Gun control advocates and families of the Parkland school shooting victims have marked the fourth anniversary of the massacre by calling on President Joe Biden to do more to address gun violence.
Protesters demonstrated near the White House, and the father of one teenager killed at the school scaled a 150-foot crane across the street on the Valentine’s Day anniversary of the shooting.
“The whole world will listen to Joaquin today. He has a very important message,” the father, Manuel Oliver, said in a tweeted video, referring to his son.
“I asked for a meeting with Joe Biden a month ago, never got that meeting.”
Mr Oliver unfurled a sign that showed a photo of his son and criticised Mr Biden for gun deaths since he took office. The father and two other protesters were taken into custody, accused of breaking into a construction site and scaling the equipment.
His action was part of a series of efforts to draw attention to gun violence and to a new website chronicling 47,000 gun deaths, including suicides, since Mr Biden was inaugurated. The tracker also lists the number of young people killed and injured as well as mass shootings and encourages users to call on the president and other administration officials to act.
“As a candidate, Joe Biden promised to prioritise gun violence prevention. As president, Joe Biden has not,” said Igor Volsky, founder and executive director of the group Guns Down America.
Blocked by members of Congress, especially Republicans, Mr Biden’s efforts to pass legislation to tighten gun laws have not left the drawing board. He also was forced to pull his nominee to lead the Bureau of Alcohol, Tobacco, Firearms and Explosives (ATF). The group is calling on Mr Biden to start a national office to address gun violence and to make a new nomination to head the ATF.
Mr Biden said in a statement before the protest that the movement to end gun violence is “extraordinary”.

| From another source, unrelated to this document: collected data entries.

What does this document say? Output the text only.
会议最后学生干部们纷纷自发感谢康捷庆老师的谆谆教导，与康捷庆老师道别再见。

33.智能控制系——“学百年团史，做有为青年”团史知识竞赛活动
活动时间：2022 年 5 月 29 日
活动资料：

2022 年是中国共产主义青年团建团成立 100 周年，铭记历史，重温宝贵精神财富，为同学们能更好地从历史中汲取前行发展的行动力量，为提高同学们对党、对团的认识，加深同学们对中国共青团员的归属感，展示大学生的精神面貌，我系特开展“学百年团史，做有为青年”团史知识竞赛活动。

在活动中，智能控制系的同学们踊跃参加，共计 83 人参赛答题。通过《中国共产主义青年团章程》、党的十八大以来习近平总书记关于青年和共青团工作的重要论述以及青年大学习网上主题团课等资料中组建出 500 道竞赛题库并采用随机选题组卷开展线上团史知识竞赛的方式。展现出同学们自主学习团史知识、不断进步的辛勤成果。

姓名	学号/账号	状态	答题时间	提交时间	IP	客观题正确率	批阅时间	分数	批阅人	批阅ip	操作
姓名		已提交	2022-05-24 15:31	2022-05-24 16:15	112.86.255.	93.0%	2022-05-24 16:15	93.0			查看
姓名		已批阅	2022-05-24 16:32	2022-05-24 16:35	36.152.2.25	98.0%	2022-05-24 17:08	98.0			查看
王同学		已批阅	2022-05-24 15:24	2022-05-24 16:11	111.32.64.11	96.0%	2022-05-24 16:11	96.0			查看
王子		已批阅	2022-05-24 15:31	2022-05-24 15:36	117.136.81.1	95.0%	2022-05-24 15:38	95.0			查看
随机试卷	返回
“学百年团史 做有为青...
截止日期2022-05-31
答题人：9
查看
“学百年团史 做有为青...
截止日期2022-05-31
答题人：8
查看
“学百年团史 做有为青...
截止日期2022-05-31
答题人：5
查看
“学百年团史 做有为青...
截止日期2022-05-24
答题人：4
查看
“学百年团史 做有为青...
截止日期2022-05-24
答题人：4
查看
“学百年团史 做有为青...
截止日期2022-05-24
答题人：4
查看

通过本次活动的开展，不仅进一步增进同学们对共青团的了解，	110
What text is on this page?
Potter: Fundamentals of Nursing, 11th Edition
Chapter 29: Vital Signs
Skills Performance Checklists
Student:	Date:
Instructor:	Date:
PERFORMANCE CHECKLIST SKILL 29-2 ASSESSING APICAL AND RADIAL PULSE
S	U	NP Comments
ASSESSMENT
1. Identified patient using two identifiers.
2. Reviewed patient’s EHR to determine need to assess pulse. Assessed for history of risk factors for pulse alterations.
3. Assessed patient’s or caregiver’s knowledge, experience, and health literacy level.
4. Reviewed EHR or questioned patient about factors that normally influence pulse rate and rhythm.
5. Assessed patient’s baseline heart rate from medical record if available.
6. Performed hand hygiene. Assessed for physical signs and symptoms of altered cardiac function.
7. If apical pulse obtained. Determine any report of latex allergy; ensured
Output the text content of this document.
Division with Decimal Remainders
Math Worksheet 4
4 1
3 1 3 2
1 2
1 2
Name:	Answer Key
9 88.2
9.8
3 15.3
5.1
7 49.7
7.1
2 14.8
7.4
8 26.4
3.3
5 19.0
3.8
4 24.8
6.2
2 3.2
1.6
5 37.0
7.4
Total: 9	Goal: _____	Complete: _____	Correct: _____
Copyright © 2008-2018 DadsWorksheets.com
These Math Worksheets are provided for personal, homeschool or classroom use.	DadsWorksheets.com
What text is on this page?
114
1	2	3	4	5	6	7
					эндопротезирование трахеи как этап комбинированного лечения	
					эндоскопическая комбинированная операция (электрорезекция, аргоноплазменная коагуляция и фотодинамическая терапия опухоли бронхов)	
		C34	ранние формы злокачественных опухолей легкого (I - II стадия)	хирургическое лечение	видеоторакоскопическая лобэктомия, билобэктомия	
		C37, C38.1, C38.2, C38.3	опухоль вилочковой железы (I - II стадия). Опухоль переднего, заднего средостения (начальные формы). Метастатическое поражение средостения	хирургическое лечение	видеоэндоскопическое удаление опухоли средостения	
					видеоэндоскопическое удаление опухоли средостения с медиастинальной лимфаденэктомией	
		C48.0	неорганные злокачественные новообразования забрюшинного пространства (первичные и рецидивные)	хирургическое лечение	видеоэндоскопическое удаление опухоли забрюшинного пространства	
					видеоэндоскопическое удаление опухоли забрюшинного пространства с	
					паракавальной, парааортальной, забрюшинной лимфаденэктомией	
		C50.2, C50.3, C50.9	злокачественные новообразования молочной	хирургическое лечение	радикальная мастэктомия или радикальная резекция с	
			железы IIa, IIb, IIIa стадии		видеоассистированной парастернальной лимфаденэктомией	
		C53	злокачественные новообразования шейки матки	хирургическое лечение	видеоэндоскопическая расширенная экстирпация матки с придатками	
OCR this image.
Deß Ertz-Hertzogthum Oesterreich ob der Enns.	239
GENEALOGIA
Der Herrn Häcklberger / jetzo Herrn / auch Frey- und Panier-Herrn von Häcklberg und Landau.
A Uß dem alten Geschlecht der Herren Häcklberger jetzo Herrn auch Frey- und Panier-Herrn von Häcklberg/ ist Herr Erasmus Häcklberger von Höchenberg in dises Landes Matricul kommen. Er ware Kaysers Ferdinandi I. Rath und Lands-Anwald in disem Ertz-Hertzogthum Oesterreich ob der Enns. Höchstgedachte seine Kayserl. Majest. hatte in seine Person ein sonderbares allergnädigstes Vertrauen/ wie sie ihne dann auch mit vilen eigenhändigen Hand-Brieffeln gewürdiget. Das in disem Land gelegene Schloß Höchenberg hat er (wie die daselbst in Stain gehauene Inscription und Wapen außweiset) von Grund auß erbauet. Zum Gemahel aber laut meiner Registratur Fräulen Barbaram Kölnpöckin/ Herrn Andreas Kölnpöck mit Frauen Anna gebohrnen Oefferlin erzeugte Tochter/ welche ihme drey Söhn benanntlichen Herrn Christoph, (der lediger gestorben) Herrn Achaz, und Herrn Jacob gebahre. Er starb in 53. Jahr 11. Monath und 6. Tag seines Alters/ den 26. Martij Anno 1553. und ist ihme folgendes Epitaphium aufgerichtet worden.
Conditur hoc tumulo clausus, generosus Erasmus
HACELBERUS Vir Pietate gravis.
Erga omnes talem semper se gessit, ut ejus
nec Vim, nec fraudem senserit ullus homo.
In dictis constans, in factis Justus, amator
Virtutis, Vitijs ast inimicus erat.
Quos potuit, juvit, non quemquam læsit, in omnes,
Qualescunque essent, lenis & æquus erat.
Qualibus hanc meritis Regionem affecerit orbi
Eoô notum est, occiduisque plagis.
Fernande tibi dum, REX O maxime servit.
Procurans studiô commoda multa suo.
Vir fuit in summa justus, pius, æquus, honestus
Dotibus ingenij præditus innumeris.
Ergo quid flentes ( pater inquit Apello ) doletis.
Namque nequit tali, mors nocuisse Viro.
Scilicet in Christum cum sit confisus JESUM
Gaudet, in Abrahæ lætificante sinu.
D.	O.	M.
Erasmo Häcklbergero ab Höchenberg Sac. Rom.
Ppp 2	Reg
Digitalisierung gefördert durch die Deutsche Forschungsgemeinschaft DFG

“We can never bring back those we’ve lost. But we can come together to fulfil the first responsibility of our government and our democracy: to keep each other safe,” he said. “For Parkland, for all those we’ve lost, and for all those left behind, it is time to uphold that solemn obligation.”
A former student opened fire at Stoneman Douglas High School in Parkland, Florida in 2018, killing 14 students and three staff members. The massacre inflamed the nation’s debate over guns, turned some Parkland students into political activists and gave rise to some of the biggest youth demonstrations since the Vietnam era.
Former Stoneman Douglas student David Hogg, now a vocal gun control advocate, said they were protesting in front of the White House on Monday and were driving a truck around Washington with a sign that blares the number of gun deaths and injuries since Mr Biden has been president.
“We are demanding that he takes action to save lives before the next Parkland happens,” Mr Hogg said.
Since the Parkland shooting, gun violence at schools has only risen. There were at least 136 instances of gunfire on school grounds between August 1 and December 31, according to a tally last week by the gun control advocacy group Everytown for Gun Safety.
Mr Biden has acted to crack down on ‘ghost guns’, homemade firearms that lack serial numbers used to trace them and that are often purchased without a background check.
He has also encouraged cities to use their Covid-19 relief dollars to help manage gun violence.
However, there are limits to legislation when there is strong opposition among many in Congress to significant gun measures. The strongest effort in recent years failed, even after 20 children and six adults were killed in the 2012 Sandy Hook school shootings in Newtown, Connecticut.